The United Kingdom plastics industry will survive the ‘Brexit' vote, but market volatility is likely to hit raw material prices in the short term.
That was the message from Mike Bowell, managing director of polymer distributor Plastribution, as the country woke up to the news that the UK had voted to leave the European Union – and the announcement by David Cameron that he would resign in the autumn.
“The industry will survive,” Boswell said. “We will be more competitive in the value-added arena, although raw material costs will likely rise as sterling falls against other currencies.”
Boswell said sterling, currently being hammered by the markets, had been here before: “It was probably overvalued before the crash of 2008, but post-crash industry boomed.”
The former president of the British Plastics Federation said there could be implications for investment on the back of the ‘Leave' vote, a view echoed by Mike Matthews, managing director of automotive supplier Nifco UK.
Commenting that Europe would remain the firm's largest market, Matthews said: “We have to continue making superior, high-quality products in this country. That is essential.
“Investment decisions will be crucial in the months to come. As an industry we need to show that we are creative and innovate, as we did before.”
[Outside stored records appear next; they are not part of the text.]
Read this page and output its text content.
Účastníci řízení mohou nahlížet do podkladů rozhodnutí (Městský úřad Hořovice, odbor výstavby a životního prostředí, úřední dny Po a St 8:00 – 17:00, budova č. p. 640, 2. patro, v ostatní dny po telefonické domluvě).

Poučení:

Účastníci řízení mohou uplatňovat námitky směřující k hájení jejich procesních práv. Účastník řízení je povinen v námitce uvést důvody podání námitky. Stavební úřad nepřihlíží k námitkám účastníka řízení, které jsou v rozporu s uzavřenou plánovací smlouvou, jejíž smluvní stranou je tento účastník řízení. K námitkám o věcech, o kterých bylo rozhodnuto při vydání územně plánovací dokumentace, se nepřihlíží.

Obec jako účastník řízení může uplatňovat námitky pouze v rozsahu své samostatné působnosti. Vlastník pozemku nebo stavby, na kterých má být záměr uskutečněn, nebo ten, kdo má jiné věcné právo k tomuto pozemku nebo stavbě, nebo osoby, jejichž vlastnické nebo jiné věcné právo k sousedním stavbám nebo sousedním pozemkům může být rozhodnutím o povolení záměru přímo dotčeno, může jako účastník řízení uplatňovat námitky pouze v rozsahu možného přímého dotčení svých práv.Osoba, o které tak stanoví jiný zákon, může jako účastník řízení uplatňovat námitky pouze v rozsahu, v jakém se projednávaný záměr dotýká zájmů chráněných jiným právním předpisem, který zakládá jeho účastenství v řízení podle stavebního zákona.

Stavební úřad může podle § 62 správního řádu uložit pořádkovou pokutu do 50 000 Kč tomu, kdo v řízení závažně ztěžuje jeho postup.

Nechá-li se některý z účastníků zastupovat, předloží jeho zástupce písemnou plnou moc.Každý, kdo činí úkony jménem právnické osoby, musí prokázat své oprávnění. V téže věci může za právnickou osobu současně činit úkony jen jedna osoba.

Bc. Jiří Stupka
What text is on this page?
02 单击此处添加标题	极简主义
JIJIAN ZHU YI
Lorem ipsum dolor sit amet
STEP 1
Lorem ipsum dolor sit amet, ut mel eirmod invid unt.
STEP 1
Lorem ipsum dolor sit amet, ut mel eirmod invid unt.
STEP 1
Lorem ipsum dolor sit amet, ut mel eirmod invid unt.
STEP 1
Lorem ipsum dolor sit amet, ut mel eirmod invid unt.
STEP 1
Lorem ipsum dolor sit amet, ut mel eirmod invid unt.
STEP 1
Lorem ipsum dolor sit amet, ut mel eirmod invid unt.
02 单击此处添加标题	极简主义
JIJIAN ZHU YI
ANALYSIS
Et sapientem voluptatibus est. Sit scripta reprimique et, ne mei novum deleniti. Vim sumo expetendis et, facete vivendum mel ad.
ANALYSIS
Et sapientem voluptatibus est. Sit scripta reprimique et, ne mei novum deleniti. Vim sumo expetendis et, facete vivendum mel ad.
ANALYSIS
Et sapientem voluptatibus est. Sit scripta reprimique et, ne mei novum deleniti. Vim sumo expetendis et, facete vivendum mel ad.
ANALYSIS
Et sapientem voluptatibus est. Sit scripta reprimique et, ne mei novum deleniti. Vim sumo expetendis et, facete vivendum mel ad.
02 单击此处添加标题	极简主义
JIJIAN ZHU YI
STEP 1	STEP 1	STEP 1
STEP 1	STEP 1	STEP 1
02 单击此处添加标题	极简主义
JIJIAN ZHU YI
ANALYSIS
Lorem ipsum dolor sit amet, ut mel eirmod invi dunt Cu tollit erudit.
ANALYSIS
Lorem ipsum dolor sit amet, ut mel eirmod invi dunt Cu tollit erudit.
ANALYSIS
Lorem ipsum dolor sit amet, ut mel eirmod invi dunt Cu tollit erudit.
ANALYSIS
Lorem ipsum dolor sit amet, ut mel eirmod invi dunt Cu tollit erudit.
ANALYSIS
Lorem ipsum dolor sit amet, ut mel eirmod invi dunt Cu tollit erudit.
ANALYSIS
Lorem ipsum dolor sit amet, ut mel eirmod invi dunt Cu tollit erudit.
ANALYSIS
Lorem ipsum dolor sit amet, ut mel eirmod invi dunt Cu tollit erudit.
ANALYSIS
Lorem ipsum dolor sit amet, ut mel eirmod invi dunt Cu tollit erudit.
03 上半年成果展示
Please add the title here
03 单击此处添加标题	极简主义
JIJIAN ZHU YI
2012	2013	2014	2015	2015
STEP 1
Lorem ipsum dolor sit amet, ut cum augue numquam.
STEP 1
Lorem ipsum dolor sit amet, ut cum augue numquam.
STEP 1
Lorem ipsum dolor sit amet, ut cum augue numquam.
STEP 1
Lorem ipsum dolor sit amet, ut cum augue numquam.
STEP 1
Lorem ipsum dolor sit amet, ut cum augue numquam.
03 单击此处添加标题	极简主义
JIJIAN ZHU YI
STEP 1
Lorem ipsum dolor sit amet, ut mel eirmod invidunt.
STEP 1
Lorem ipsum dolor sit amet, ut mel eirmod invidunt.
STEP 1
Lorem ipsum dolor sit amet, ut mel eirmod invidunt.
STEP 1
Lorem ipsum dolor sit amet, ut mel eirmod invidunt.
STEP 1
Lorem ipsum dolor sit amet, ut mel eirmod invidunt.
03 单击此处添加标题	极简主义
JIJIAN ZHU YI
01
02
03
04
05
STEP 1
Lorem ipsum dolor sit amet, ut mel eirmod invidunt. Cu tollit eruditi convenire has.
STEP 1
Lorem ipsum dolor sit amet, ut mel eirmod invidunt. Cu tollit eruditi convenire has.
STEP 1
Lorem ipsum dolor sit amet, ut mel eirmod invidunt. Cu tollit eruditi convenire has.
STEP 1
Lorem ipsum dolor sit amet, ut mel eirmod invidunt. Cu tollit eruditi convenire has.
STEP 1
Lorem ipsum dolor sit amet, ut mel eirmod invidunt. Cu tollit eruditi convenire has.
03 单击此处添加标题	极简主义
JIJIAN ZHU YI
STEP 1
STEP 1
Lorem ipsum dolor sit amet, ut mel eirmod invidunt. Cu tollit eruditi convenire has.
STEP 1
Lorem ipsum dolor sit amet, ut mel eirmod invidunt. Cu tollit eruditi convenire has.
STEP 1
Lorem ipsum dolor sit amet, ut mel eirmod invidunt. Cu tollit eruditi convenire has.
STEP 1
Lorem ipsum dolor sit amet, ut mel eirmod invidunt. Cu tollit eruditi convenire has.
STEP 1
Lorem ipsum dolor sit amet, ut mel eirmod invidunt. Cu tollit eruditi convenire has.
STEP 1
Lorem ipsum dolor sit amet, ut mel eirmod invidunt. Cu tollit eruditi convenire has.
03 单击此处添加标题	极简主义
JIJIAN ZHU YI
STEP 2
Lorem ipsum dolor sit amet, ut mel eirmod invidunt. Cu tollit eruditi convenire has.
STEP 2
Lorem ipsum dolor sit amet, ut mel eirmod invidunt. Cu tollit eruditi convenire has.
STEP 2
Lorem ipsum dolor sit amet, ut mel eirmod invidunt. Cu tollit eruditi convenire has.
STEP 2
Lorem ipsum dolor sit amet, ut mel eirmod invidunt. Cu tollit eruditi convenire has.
Matthews expressed concerns at the possibility of rising logistics costs, and noted the fall of sterling against the US dollar, since his company imported a lot of equipment priced in the latter currency.
“If it falls significantly we will become uncompetitive,” he said.
Meanwhile, Philip Law, director general of the British Plastics Federation (BPF), said the ramifications of the vote were currently not known or understood.
“However the BPF will continue working with government, members and other stakeholders to make sure the interests of the U.K. plastics industry are protected and developed.
“We will also be working closely with members to help them interpret the impact these changes will have on their business.”